If the bacteria were reintroduced from central Asia in multiple waves, "various different genotypes, reflecting the natural genetic diversity of Asian Y. pestis strains, should be detectable among different plague victims," Lisa Seifert, from Ludwig Maximilian University of Munich, and colleagues argued in the open-access journal PLOS ONE.
On the contrary, if there were unknown and persistent reservoirs, identical or very similar genotypes should be present in plague victims from different time periods of both pandemics.
Among the 300–600 year-old human remains, eight people were positive for Y. pestis-specific nucleic acid.
The genetic material from victims testing positive was highly similar to previously investigated plague victims from other European countries and had the identical Y. pestis genotype.

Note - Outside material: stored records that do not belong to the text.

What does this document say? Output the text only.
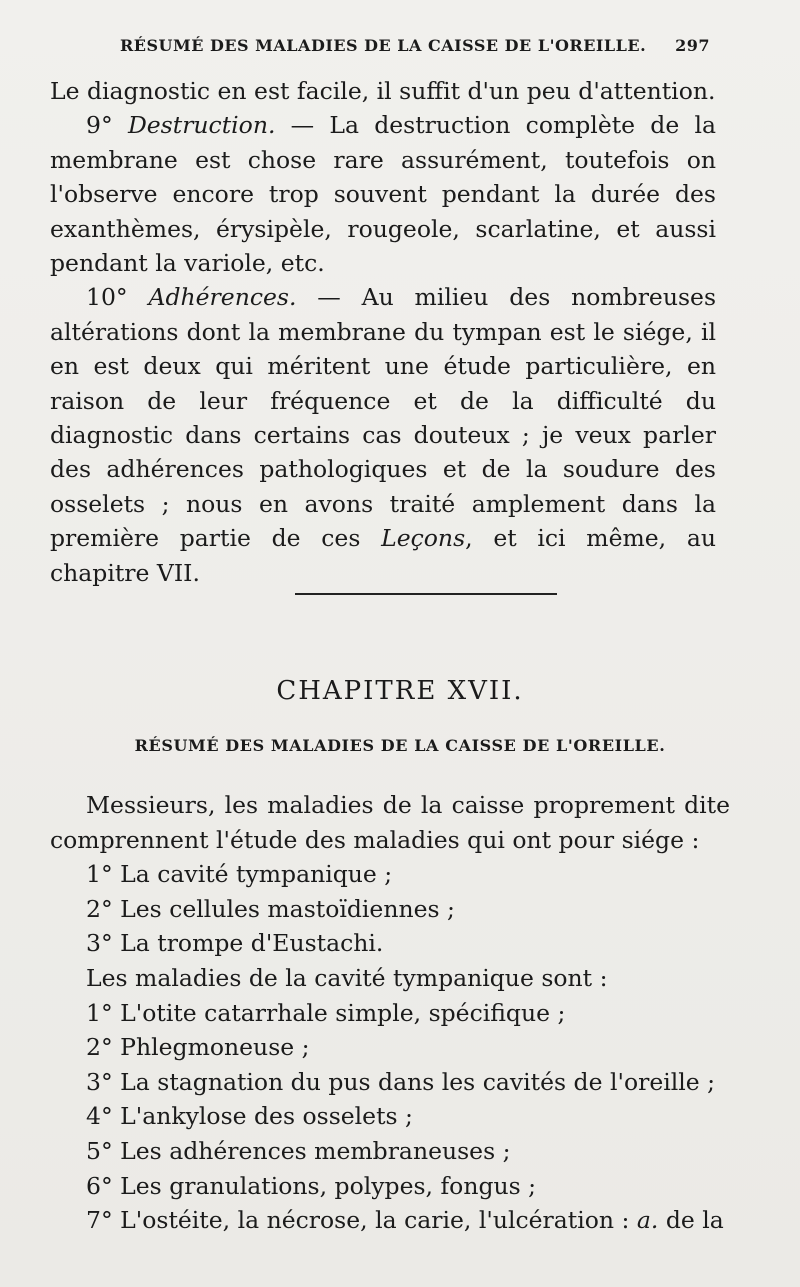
RÉSUMÉ DES MALADIES DE LA CAISSE DE L'OREILLE. 297

Le diagnostic en est facile, il suffit d'un peu d'attention.

9° Destruction. — La destruction complète de la membrane est chose rare assurément, toutefois on l'observe encore trop souvent pendant la durée des exanthèmes, érysipèle, rougeole, scarlatine, et aussi pendant la variole, etc.

10° Adhérences. — Au milieu des nombreuses altérations dont la membrane du tympan est le siége, il en est deux qui méritent une étude particulière, en raison de leur fréquence et de la difficulté du diagnostic dans certains cas douteux ; je veux parler des adhérences pathologiques et de la soudure des osselets ; nous en avons traité amplement dans la première partie de ces Leçons, et ici même, au chapitre VII.

CHAPITRE XVII.
RÉSUMÉ DES MALADIES DE LA CAISSE DE L'OREILLE.

Messieurs, les maladies de la caisse proprement dite comprennent l'étude des maladies qui ont pour siége :

1° La cavité tympanique ;

2° Les cellules mastoïdiennes ;

3° La trompe d'Eustachi.

Les maladies de la cavité tympanique sont :

1° L'otite catarrhale simple, spécifique ;

2° Phlegmoneuse ;

3° La stagnation du pus dans les cavités de l'oreille ;

4° L'ankylose des osselets ;

5° Les adhérences membraneuses ;

6° Les granulations, polypes, fongus ;

7° L'ostéite, la nécrose, la carie, l'ulcération : a. de la
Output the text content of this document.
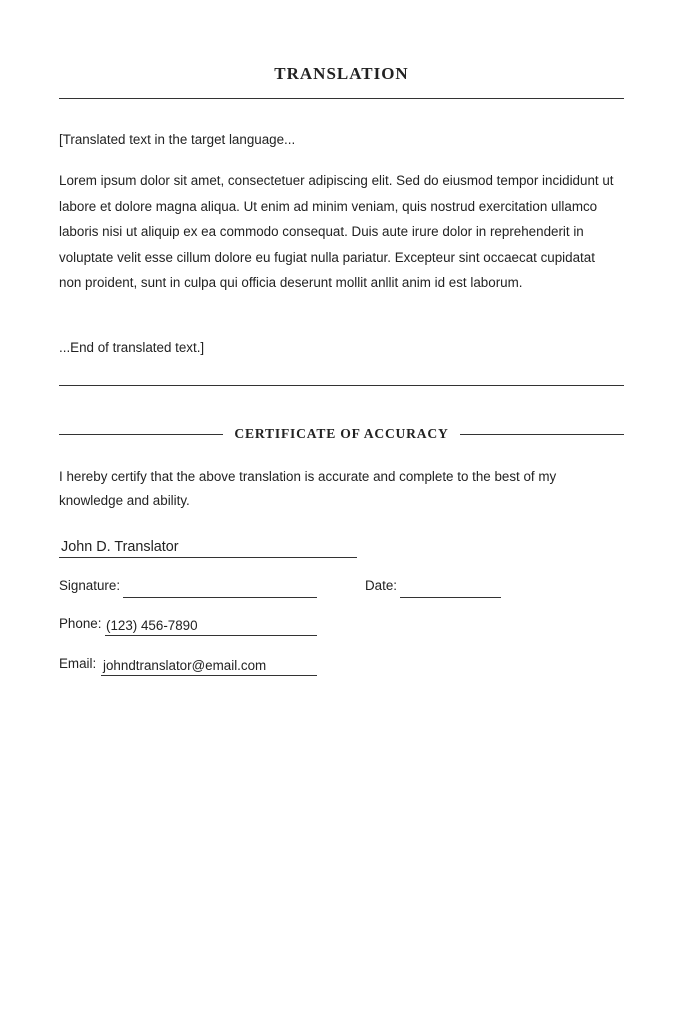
TRANSLATION
[Translated text in the target language...
Lorem ipsum dolor sit amet, consectetuer adipiscing elit. Sed do eiusmod tempor incididunt ut labore et dolore magna aliqua. Ut enim ad minim veniam, quis nostrud exercitation ullamco laboris nisi ut aliquip ex ea commodo consequat. Duis aute irure dolor in reprehenderit in voluptate velit esse cillum dolore eu fugiat nulla pariatur. Excepteur sint occaecat cupidatat non proident, sunt in culpa qui officia deserunt mollit anllit anim id est laborum.
...End of translated text.]
CERTIFICATE OF ACCURACY
I hereby certify that the above translation is accurate and complete to the best of my knowledge and ability.
John D. Translator
Signature:	Date:
Phone: (123) 456-7890
Email: johndtranslator@email.com
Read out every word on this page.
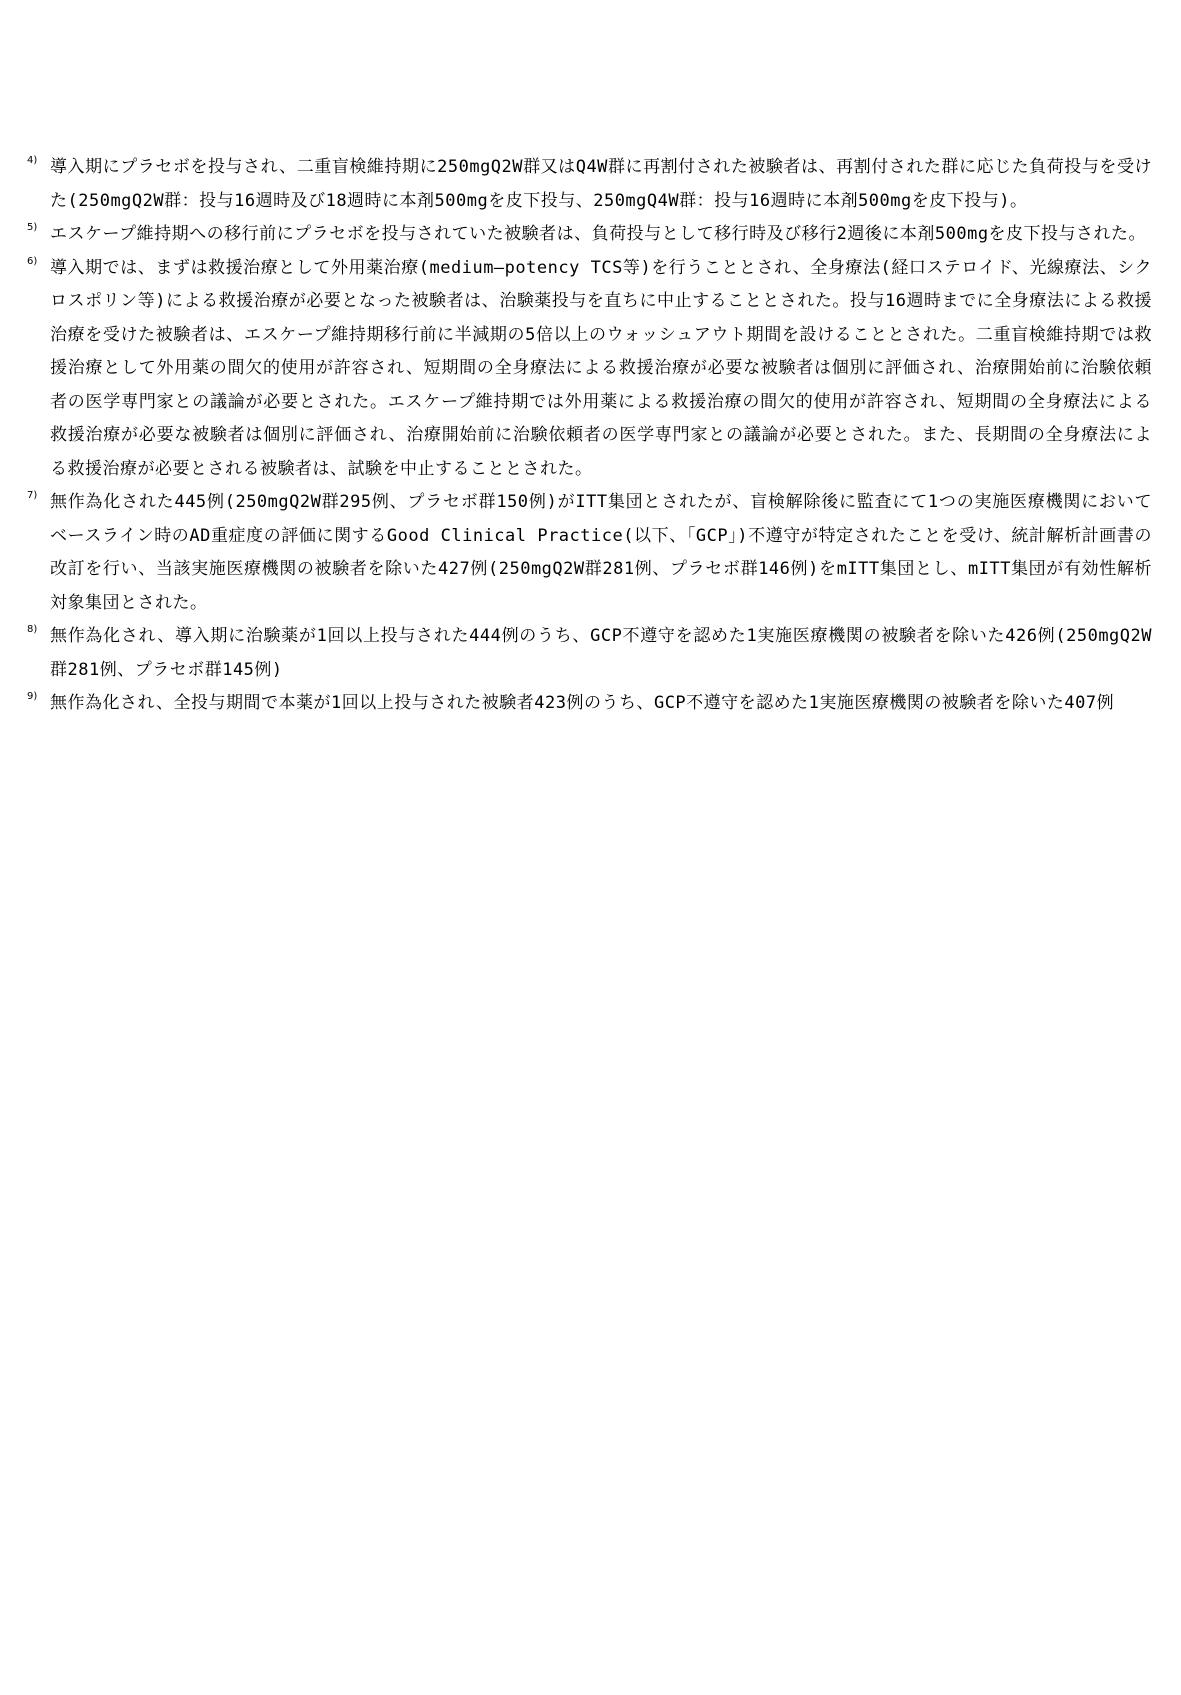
4) 導入期にプラセボを投与され、二重盲検維持期に250mgQ2W群又はQ4W群に再割付された被験者は、再割付された群に応じた負荷投与を受けた(250mgQ2W群：投与16週時及び18週時に本剤500mgを皮下投与、250mgQ4W群：投与16週時に本剤500mgを皮下投与)。
5) エスケープ維持期への移行前にプラセボを投与されていた被験者は、負荷投与として移行時及び移行2週後に本剤500mgを皮下投与された。
6) 導入期では、まずは救援治療として外用薬治療(medium―potency TCS等)を行うこととされ、全身療法(経口ステロイド、光線療法、シクロスポリン等)による救援治療が必要となった被験者は、治験薬投与を直ちに中止することとされた。投与16週時までに全身療法による救援治療を受けた被験者は、エスケープ維持期移行前に半減期の5倍以上のウォッシュアウト期間を設けることとされた。二重盲検維持期では救援治療として外用薬の間欠的使用が許容され、短期間の全身療法による救援治療が必要な被験者は個別に評価され、治療開始前に治験依頼者の医学専門家との議論が必要とされた。エスケープ維持期では外用薬による救援治療の間欠的使用が許容され、短期間の全身療法による救援治療が必要な被験者は個別に評価され、治療開始前に治験依頼者の医学専門家との議論が必要とされた。また、長期間の全身療法による救援治療が必要とされる被験者は、試験を中止することとされた。
7) 無作為化された445例(250mgQ2W群295例、プラセボ群150例)がITT集団とされたが、盲検解除後に監査にて1つの実施医療機関においてベースライン時のAD重症度の評価に関するGood Clinical Practice(以下、「GCP」)不遵守が特定されたことを受け、統計解析計画書の改訂を行い、当該実施医療機関の被験者を除いた427例(250mgQ2W群281例、プラセボ群146例)をmITT集団とし、mITT集団が有効性解析対象集団とされた。
8) 無作為化され、導入期に治験薬が1回以上投与された444例のうち、GCP不遵守を認めた1実施医療機関の被験者を除いた426例(250mgQ2W群281例、プラセボ群145例)
9) 無作為化され、全投与期間で本薬が1回以上投与された被験者423例のうち、GCP不遵守を認めた1実施医療機関の被験者を除いた407例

"This is why we assume that a certain genotype may have persisted for some 300 years in Europe," Holger Scholz, at the Bundeswehr Institute of Microbiology in Munich, Germany, told Discovery News.
Besides the assumed, continuous reintroduction of Y.pestis from central Asia in multiple waves during the second pandemic, it's possible that the bacteria lasted such a long time in Europe in a yet unknown host, the researchers wrote.
"Rodents, such as rats and others may be an option. Maybe we should look for Y. pestis in Middle Age rodents. But it will not be an easy task," Scholz said.
According to Michel Drancourt, professor of microbiology at Marseille Medical School, several complete genome sequences from various graves and various periods of time might be needed. Drancourt, who back in 2004 first solved the etiology of the Justinian plague, was not involved in the study.
"The question of whether or not plague established persistent reservoirs in Europe is very interesting and in fact, absolutely still unresolved," Drancourt, told Discovery News. "This study suggests, but not prove, that there were indeed some reservoirs in Medieval Europe."
"We will have to understand in one further step what were these reservoirs and the factors which contributed to their disappearance as plague vanished from Europe for exactly one century, the last cases recorded around 1920," he added.